From 2c4160e4c41c92aba2da134549497d1eadaaf4e0 Mon Sep 17 00:00:00 2001
From: Benjamin Admin <benjaminadmin@MacBookPro.fritz.box>
Date: Mon, 2 Mar 2026 07:54:45 +0100
Subject: [PATCH] fix(ocr-pipeline): exclusive word-to-column assignment
 prevents duplicates
MIME-Version: 1.0
Content-Type: text/plain; charset=UTF-8
Content-Transfer-Encoding: 8bit

Replace per-cell word filtering (which allowed the same word to appear in
multiple columns due to padded overlap) with exclusive nearest-center
assignment. Each word is assigned to exactly one column per row.
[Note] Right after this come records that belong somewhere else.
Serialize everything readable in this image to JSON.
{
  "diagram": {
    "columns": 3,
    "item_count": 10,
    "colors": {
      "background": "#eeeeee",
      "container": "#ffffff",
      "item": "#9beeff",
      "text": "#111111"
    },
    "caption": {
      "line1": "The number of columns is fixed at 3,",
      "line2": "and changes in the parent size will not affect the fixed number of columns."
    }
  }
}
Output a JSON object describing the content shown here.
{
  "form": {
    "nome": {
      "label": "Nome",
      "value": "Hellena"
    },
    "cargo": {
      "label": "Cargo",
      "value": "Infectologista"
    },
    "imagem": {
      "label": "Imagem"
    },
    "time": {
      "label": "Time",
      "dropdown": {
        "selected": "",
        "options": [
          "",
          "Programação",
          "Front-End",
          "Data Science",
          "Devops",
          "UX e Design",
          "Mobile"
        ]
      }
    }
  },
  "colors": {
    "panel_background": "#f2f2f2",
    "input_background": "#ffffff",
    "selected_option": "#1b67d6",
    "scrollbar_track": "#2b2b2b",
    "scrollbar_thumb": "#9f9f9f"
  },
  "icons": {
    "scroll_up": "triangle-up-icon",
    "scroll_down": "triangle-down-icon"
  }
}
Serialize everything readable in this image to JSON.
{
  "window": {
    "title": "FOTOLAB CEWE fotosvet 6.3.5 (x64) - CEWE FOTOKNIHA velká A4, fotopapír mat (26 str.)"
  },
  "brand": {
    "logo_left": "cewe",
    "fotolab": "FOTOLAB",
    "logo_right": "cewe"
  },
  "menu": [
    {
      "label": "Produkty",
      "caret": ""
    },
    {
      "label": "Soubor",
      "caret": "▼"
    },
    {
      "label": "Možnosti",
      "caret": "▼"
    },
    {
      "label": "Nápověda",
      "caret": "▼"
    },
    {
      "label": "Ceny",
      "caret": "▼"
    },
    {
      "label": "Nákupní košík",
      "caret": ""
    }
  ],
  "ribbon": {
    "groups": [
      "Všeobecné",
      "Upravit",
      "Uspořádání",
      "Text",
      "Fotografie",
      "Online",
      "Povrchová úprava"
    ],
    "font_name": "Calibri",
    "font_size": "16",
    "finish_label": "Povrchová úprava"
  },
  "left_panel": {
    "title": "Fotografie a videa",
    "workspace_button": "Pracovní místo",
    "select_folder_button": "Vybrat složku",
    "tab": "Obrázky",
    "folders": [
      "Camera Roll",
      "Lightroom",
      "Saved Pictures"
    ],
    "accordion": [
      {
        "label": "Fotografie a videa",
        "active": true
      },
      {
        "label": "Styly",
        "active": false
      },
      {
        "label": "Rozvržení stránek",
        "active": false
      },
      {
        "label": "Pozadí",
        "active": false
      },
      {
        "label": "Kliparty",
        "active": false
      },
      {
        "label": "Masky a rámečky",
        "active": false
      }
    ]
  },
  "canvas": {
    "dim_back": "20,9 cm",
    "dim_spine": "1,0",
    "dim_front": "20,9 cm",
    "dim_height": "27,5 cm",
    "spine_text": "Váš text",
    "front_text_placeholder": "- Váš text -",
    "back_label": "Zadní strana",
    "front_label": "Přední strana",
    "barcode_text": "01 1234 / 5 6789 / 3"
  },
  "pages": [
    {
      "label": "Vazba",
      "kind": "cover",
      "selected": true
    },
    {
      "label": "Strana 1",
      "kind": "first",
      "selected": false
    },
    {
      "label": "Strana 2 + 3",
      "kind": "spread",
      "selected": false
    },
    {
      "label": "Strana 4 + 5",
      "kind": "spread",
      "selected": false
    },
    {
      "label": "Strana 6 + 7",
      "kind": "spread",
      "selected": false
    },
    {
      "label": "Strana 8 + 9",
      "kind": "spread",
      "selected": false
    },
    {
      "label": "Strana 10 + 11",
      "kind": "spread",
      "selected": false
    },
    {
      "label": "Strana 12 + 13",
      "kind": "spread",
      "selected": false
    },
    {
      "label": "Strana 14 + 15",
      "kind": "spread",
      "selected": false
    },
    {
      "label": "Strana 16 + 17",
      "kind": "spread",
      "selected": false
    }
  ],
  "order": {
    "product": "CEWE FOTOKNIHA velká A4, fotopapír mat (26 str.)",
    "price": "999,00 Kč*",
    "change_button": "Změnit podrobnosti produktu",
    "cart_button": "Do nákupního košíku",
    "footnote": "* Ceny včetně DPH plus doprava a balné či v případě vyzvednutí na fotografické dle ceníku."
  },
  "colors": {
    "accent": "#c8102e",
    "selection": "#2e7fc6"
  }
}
Also use row height as Y-tolerance for text assembly so words within
the same row (e.g. "Maus, Mäuse") are always grouped on one line.

Fixes: words leaking into wrong columns, missing words, duplicate words.

Co-Authored-By: Claude Opus 4.6 <noreply@anthropic.com>
---
 klausur-service/backend/cv_vocab_pipeline.py | 89 ++++++++++++--------
 1 file changed, 52 insertions(+), 37 deletions(-)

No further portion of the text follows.